Apocalypse #5, The Animal Kingdom #1
"Lionesses don’t keep you from your butterflies?”
"They seem to think it’s gone farther away. I don’t suppose it would hurt me,” Mr. Tighe said. “And even if it did—when I think of the number of butterflies I’ve caught—I should feel it was only fair. Tit for tat, you know. The brutes—if you can call a butterfly a brute—getting a little of their own back. They deserve to.”
“In England perhaps” Anthony allowed, “but do you think altogether? […] “Haven’t the animals had it a good deal their own way on the earth?”
The other shook his head. “Think of the great monsters,” he said. “The mammoth and the plesiosaurus and the sabre-toothed tiger. Think of what butterflies must have been once, what they are now in the jungles. But they will pass with the jungles. Man must conquer, but I should feel a sympathy with the last campaign of the brutes.”
“I see—yes,” Anthony said. “I hadn’t thought of it like that.
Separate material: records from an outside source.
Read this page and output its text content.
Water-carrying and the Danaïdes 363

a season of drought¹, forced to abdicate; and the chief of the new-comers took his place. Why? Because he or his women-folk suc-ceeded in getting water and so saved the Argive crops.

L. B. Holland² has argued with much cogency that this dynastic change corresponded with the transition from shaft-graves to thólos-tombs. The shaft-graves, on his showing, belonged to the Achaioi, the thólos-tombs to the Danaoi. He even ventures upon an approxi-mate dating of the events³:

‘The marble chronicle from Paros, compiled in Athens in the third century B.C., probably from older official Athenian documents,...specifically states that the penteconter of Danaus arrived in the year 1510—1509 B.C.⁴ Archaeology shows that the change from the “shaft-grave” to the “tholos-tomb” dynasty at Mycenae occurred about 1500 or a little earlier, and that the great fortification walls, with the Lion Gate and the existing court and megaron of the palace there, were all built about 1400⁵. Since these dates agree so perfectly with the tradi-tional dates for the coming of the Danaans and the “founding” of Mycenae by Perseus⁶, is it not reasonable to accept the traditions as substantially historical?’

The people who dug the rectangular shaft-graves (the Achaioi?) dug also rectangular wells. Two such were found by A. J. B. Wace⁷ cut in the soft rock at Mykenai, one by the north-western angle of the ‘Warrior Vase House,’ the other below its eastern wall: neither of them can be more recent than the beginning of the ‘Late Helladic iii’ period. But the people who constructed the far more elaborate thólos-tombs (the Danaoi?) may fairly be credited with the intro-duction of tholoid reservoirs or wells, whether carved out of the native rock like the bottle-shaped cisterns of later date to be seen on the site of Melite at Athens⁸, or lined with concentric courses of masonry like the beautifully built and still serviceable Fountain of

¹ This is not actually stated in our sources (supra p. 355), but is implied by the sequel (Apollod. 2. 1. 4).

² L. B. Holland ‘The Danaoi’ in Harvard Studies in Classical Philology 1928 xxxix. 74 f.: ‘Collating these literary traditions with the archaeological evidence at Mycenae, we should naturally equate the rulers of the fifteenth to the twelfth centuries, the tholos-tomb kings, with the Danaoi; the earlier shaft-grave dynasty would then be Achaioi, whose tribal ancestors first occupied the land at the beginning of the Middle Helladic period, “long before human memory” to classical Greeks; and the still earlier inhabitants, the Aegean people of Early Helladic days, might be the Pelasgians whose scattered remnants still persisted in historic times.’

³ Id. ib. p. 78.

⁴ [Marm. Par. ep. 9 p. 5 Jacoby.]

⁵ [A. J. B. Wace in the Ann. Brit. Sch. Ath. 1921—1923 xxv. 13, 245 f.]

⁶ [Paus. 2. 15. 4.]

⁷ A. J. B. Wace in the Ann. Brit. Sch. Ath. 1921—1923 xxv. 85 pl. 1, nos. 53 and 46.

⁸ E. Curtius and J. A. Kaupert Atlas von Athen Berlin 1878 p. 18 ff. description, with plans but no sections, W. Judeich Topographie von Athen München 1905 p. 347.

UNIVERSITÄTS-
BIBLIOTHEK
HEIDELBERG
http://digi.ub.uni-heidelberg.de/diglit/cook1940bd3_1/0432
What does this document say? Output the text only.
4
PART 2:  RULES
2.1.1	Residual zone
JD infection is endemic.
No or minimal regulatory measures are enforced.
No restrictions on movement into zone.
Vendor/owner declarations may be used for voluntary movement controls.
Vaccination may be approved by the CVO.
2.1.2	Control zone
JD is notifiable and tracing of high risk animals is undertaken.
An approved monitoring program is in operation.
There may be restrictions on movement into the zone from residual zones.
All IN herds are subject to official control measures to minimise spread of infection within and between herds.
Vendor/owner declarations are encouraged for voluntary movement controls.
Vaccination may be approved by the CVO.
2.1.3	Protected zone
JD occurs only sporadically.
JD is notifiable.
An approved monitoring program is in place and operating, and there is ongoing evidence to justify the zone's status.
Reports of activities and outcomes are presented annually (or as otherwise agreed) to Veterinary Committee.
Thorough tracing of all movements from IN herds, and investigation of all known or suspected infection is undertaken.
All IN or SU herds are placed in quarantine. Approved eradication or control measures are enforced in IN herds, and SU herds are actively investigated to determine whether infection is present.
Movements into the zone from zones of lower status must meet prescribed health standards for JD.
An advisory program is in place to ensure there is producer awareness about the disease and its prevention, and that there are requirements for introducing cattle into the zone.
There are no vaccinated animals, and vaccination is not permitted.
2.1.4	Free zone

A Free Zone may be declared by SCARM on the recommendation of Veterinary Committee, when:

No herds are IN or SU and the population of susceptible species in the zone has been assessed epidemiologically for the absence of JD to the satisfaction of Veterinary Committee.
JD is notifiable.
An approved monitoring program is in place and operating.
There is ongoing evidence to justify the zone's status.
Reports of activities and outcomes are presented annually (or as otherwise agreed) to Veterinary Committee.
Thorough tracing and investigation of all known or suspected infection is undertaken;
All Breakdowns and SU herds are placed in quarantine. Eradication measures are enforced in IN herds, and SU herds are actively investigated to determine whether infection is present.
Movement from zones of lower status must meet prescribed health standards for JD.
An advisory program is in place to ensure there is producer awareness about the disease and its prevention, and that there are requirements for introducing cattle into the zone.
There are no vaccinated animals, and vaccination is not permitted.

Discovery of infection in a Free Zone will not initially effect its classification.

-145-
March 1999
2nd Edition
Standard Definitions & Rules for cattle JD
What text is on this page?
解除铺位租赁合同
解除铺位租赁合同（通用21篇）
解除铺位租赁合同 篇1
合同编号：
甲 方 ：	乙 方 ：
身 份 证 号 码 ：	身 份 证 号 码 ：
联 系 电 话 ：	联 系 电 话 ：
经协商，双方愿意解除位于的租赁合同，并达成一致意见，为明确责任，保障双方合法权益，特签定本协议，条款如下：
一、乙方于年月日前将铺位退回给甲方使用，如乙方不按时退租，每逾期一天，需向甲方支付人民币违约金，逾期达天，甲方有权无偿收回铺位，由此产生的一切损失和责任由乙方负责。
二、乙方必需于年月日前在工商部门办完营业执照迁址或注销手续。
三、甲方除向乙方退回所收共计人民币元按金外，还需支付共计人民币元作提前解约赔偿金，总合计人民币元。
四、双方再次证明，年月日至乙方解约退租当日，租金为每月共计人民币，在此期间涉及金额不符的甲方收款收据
Do you think the animals will die out?”
“Perhaps,” Tighe said. “When we don’t want them for transport—or for food—what will be left to them but the zoos? The birds and the moths, I suppose, will be the last to go. When all the trees are cut down.”
“But, objected Anthony, “all the trees won’t be cut down. What about forestry and irrigation and so?’
“O,” Mr. Tighe said, “There may be tame forests, with artificially induced butterflies. That will be only a larger kind of zoo. The real thing will have passed.”
“And even if they do,” Anthony asked, “will man have lost anything very desirable? What after all has a lioness to show us that we cannot know without her? Isn’t all real strength to be found within us?”
“It may be,” Mr. Tighe answered. “It may be that man will have other enemies and other joys—better perhaps. But the older ones were very lovely.”